Noviolet Bulawayo, Il nous faut de nouveaux noms.
Un soir d’été, invité parmi d’autres à une garden party que Katherine Mansfield aurait merveilleusement décrite à travers les yeux d’une adolescente, je me trouvais happé par les conversations qui, c’est la loi du genre, grondaient et s’éteignaient dans le noir comme des feux de paille.

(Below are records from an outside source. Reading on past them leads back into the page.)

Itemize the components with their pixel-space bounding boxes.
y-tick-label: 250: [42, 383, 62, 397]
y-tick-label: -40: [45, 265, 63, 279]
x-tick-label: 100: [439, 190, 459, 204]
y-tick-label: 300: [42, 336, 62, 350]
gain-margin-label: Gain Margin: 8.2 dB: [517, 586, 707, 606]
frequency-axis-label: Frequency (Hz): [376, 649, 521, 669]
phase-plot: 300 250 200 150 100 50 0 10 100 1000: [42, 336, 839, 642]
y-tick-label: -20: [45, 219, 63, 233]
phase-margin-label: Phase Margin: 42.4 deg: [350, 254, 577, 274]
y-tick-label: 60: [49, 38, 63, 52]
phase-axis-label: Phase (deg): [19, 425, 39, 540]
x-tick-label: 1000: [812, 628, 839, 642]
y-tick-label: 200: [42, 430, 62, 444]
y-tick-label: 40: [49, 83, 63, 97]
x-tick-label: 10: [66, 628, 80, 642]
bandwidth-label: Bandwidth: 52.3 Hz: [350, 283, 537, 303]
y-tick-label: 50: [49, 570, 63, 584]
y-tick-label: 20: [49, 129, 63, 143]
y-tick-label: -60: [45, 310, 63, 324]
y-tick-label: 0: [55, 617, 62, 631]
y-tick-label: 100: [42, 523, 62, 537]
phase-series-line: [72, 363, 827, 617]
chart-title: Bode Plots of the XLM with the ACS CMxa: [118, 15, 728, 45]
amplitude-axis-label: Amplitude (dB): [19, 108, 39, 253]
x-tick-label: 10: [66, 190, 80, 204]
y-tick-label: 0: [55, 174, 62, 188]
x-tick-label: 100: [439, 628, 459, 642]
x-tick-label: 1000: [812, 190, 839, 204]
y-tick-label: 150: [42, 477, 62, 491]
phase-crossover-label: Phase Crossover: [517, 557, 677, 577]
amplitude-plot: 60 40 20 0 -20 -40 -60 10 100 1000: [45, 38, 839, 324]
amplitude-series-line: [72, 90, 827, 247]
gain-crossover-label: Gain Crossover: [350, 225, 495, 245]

Rapides présentations, jauge d’un regard, pirouettes. J’écoutais descendre en flammes le gouvernement, éclater la prochaine crise de l’immobilier, brasiller le dernier bouquin sur l’ennéagramme, mais surtout : crisser comme des glaçons le lexique spécialisé des métiers.
Volapüks et simulacres
On y parlait chacun sa parlure indispensable et incompréhensible. Vocables enveloppant les interlocuteurs de vapeurs, les rendant énigmatiques et superbes.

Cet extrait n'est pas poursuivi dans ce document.